Photo by Cherie Nutting
Robert Palmer
Born in Little Rock, Arkansas, Palmer worked as a contributing editor for Rolling Stone for nearly three decades. He became The New York Times’s first full time rock writer in the late 1970s and its pop editor in the 1980s. Palmer is also known for his book-length studies of American popular music, which include Deep Blues and Rock & Roll: An Unruly History. A member of the seminal 1960s band, The Insect Trust, Palmer was an avid musician until his death in 1997. As a lecturer in ethnomusicology, he taught at Yale, Bowdoin, The University of Mississippi, and Carnegie Mellon. Palmer was also involved in keeping contemporary blues alive through his work as a producer for Fat Possum Records. For more on Robert Palmer click here.
Bachir Attar
Bachir Attar was only 5 when Brian Jones visited Jajouka, studied the traditions of the Master Musicians under his father Jnuin, the leader of the musicians until his death in the 1980s. Bachir has lived in Paris and New York as well as Jajouka. He has played gimbri, rhaita and lira all over the world, both with the Master Musicians and as a solo artist. He has collaborated with a wide range of musicians, including Deborah Harry, Ornette Coleman, Talvin Singh, Bill Laswell, Maceo Parker, Lee Ranaldo, and The Rolling Stones. For more information about Bachir and the Master Musicians, visit www.jajouka.com
Photo by Paul Misso
Jajouka
Jajouka became a counterculture icon in the late 1960s, when Brian Jones of the Rolling Stones proclaimed that even he had trouble keeping up with the “constant strain of the festival” during Jajouka’s ritual performances. Tradition says that the village’s musical tradition was a gift to the Attar family from Sidi Ahmed Sheik, one of the first Islamic missionaries to visit the region. The village’s music and rituals may also be survivals of the worship of Pan and Astarte, or the rituals of the Roman Lupercalia. Each year, Bou Jeloud emerges from his cave in the form of a villager dressed in goat skins, and the Master Musicians celebrate his arrival with music from blaring rhaitas and pounding drums. They offer him Crazy Aisha as a wife and allow him to run amok, flailing local women with tree branches reputed to make them pregnant in a year’s time. A long list of Western musicians – from Ornette Coleman to Talvin Singh – have made their own pilgrimages to hear Jajouka’s music. Such attention has produced amazing musical collaborations, but has also stirred up jealousy and allowed the musicians (and sometimes their visitors) to become lost in translation.

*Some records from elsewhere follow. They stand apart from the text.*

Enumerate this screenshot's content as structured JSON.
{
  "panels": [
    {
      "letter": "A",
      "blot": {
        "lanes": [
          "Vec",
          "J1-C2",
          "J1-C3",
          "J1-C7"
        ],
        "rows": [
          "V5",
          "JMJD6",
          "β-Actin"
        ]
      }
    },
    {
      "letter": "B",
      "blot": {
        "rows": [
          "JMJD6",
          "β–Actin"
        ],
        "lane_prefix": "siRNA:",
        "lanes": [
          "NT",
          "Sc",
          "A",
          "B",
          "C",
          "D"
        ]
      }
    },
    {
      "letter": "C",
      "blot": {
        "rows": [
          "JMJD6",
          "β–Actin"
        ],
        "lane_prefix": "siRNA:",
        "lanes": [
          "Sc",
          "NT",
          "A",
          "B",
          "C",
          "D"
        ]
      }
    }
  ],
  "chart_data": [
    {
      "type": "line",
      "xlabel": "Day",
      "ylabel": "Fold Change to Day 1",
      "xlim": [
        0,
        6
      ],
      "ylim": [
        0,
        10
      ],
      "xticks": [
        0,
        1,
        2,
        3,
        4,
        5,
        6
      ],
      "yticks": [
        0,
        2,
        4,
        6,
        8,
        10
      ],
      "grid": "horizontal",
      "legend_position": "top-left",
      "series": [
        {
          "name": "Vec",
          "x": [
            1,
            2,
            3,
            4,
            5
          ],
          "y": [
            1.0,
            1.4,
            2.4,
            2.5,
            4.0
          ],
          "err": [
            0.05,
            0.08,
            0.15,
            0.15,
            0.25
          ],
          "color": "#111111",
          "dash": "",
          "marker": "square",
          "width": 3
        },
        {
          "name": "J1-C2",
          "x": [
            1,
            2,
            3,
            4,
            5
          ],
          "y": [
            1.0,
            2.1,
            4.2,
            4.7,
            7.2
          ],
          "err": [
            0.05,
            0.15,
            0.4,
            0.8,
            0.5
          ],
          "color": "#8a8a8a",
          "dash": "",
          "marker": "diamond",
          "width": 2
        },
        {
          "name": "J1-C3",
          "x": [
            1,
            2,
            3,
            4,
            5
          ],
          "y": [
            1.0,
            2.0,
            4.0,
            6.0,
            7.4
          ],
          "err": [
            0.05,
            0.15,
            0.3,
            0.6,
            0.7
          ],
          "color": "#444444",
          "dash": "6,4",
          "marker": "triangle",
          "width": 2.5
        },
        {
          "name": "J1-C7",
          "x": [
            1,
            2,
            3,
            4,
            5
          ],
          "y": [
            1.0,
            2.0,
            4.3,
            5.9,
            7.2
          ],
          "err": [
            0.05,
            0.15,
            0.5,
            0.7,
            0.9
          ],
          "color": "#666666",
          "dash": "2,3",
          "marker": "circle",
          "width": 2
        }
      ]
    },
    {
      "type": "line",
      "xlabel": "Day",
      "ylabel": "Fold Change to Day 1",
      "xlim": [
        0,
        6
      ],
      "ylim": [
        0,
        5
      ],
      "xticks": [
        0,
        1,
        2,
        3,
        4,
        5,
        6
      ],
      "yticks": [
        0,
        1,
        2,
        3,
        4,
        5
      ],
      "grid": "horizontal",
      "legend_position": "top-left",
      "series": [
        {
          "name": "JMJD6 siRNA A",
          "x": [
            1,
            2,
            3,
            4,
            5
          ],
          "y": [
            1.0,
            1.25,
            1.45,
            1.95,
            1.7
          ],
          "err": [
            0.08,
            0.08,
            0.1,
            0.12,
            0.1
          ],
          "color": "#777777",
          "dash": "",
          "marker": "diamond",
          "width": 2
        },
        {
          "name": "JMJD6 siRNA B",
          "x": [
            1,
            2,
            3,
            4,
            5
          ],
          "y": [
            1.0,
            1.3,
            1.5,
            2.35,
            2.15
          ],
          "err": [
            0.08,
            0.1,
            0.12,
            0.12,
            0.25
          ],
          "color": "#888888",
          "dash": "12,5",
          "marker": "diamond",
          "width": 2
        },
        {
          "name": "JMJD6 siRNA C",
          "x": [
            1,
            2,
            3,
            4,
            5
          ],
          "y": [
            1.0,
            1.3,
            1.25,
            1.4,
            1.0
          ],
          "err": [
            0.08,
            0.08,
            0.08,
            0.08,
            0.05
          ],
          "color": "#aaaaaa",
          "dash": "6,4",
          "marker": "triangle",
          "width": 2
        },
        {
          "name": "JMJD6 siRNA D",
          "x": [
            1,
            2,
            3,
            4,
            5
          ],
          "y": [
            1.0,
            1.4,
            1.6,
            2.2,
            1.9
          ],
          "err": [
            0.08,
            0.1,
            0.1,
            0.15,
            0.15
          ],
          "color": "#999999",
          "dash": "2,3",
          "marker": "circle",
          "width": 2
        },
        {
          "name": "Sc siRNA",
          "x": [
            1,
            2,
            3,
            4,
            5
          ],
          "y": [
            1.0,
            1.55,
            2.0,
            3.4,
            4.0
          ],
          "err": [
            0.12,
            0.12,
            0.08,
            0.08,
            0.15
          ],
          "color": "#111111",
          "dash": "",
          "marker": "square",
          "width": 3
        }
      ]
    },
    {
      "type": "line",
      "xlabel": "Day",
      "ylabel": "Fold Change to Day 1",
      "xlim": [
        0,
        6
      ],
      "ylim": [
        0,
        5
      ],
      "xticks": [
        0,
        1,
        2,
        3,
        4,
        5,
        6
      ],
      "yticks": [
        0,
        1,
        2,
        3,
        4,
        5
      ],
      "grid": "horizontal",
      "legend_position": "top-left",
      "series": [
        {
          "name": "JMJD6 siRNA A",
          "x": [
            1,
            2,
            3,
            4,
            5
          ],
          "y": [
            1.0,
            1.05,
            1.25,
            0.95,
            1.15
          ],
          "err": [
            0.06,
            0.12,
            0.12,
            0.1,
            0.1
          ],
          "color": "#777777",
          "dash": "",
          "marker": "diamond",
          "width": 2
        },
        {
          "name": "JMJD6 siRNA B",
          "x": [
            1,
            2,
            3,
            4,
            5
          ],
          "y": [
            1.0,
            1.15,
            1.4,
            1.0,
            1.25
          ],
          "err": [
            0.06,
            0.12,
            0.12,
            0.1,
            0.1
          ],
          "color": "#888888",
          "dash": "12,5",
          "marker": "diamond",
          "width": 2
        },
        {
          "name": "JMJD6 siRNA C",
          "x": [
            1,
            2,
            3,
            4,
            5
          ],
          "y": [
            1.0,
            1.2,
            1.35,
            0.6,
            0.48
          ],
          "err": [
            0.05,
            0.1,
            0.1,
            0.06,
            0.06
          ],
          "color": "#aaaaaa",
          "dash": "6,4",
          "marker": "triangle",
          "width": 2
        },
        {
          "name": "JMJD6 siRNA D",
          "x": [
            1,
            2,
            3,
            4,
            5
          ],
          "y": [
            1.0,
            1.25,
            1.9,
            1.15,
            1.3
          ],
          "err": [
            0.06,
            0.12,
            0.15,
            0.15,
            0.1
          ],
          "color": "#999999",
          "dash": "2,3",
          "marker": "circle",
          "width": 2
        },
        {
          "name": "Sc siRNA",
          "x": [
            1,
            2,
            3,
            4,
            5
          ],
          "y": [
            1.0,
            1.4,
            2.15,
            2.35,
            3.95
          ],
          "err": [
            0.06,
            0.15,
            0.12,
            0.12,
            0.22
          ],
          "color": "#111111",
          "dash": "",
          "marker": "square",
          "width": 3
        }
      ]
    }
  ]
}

For more about Jajouka and its history, visit link http://www.jajouka.com/
Augusta Palmer
A painter, scholar and filmmaker, Augusta was a toddler in Arkansas when her father first visited Jajouka. Augusta studied film production at Sarah Lawrence College and went on to earn a Ph.D. in Cinema Studies from New York University’s Tisch School of the Arts. Palmer is the co-director of the recently completed If You Succeed (2006), a verite documentary about a young black entrepreneur’s struggle to start a business on a troubled Brooklyn block. As a film scholar, Augusta specializes in Chinese cinema and has taught film history and criticism at several universities, including N.Y.U., Brooklyn College, and Sarah Lawrence College.